Rapid indexing & search on Hadoop
Apache Solr is the open source platform for searches of data stored in HDFS in Hadoop. Solr powers the search and navigation features of many of the world’s largest Internet sites, enabling powerful full-text search and near real-time indexing. Whether users search for tabular, text, geo-location or sensor data in Hadoop, they find it quickly with Apache Solr.
Hadoop operators put documents in Apache Solr by “indexing” via XML, JSON, CSV or binary over HTTP.
Then users can query those petabytes of data via HTTP GET. They can receive XML, JSON, CSV or binary results. Apache Solr is optimized for high volume web traffic.
Top features include:
Solr is highly reliable, scalable and fault tolerant. Both data analysts and developers in the open source community trust Solr’s distributed indexing, replication and load-balanced querying capabilities.

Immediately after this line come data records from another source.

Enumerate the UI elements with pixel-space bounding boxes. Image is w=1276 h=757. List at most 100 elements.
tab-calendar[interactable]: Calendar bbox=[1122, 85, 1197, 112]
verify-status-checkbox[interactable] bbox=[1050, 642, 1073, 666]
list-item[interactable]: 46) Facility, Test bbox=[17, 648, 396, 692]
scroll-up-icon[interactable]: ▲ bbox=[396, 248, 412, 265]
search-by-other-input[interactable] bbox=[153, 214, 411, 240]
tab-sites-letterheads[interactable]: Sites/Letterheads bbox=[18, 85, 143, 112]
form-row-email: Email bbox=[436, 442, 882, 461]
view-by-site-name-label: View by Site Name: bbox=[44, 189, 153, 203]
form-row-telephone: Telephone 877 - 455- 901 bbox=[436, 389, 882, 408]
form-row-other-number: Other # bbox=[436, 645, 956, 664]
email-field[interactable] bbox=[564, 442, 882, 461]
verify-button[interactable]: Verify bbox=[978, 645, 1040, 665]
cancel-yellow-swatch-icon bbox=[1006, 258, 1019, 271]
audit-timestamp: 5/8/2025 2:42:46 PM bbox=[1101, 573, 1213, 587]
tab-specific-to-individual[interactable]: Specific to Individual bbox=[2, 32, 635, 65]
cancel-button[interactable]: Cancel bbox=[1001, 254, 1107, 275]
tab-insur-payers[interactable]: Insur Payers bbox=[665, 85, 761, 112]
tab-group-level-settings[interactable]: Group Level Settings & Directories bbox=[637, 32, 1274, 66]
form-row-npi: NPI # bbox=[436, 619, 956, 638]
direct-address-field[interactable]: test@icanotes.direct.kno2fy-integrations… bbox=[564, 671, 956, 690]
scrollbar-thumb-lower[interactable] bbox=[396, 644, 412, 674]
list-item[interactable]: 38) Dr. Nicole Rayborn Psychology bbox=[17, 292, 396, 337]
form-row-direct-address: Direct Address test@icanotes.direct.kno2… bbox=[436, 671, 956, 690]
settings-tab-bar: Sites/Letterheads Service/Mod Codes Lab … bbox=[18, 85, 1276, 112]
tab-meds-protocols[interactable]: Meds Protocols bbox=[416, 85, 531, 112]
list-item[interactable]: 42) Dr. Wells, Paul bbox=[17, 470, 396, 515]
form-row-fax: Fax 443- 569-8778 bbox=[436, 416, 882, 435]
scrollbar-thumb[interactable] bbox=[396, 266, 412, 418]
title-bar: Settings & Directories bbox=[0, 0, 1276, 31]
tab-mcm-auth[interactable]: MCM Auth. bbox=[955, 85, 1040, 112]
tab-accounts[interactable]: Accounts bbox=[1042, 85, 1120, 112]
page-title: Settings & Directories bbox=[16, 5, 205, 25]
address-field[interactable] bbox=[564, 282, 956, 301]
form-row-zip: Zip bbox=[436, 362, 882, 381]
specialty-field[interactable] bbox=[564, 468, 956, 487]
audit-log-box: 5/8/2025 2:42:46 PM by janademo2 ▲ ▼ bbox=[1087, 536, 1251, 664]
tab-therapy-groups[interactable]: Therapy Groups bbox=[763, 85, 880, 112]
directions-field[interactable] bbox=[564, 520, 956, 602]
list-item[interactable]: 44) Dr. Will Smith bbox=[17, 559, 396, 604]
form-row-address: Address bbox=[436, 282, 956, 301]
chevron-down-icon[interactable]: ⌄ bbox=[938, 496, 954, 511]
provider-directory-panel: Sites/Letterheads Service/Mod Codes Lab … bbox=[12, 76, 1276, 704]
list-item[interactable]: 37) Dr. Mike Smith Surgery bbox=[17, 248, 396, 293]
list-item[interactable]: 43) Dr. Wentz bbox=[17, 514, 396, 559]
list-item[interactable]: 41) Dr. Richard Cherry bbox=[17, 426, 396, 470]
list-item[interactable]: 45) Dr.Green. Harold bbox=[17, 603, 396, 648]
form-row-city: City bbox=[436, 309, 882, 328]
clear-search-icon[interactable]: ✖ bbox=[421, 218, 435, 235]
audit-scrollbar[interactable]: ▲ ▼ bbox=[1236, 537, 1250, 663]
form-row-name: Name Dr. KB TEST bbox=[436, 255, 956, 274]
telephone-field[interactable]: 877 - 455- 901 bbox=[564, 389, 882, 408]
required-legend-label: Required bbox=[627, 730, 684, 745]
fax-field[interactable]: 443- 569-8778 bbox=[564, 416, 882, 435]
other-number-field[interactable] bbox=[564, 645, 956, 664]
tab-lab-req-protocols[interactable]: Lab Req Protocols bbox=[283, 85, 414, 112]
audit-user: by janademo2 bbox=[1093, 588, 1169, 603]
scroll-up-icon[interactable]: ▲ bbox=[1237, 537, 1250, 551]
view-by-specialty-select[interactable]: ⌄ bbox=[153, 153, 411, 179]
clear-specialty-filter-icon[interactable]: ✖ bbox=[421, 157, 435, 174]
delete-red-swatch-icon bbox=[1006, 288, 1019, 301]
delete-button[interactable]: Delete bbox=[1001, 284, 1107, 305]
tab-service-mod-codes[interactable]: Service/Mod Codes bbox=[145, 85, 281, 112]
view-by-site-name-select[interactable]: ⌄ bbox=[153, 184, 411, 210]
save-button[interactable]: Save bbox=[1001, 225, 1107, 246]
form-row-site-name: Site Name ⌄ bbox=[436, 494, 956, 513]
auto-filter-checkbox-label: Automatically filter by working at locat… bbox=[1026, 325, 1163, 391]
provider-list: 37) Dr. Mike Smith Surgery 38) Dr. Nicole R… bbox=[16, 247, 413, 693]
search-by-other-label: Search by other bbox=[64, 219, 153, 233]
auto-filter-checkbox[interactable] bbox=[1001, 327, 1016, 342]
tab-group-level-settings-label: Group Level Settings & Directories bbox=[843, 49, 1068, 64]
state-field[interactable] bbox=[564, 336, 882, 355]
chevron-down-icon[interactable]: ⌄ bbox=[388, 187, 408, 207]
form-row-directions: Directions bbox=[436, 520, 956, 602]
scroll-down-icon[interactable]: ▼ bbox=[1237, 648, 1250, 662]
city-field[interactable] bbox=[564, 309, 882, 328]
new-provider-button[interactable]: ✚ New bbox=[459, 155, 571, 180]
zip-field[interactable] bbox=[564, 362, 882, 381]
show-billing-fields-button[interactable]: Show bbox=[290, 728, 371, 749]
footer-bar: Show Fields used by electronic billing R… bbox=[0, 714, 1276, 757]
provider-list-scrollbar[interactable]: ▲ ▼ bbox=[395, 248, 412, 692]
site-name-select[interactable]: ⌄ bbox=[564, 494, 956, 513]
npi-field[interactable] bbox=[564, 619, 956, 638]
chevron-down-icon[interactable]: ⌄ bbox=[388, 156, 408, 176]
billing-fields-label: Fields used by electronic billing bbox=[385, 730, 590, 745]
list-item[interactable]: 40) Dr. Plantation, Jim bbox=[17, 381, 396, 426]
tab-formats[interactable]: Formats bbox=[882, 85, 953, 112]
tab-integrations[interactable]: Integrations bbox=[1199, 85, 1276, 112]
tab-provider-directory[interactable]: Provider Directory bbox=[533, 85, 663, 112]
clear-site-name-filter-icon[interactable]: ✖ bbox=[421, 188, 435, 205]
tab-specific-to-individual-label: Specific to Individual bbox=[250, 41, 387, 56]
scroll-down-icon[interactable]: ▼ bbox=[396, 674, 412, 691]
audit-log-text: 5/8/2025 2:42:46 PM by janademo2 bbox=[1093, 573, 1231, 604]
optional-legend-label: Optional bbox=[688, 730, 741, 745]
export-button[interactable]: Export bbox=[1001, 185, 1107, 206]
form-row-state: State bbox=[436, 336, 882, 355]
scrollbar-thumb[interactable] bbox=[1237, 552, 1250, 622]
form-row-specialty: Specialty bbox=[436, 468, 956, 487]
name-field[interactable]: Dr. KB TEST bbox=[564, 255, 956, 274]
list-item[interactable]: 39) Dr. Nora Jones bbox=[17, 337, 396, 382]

Solr is written in Java and runs as a standalone full-text search server within a servlet container such as Jetty. Solr uses the Apache Lucene Java search library at its core for full-text indexing and search, and has REST-like HTTP/XML and JSON APIs that make it easy to use with many programming languages.
Solr’s powerful external configuration allows it to be tailored to almost any type of application without Java coding, and it has an extensive plugin architecture when more advanced customization is required.
Apache Solr includes a deployment methodology to set up a cluster of Solr servers that combines fault tolerance and high availability. This is referred to as SolrCloud. SolrCloud provides distributed indexing and search capabilities, and provides automated failover for queries in the event of any failure to a SolrCloud server.
SolrCloud utilizes Apache ZooKeeper for cluster coordination and configuration.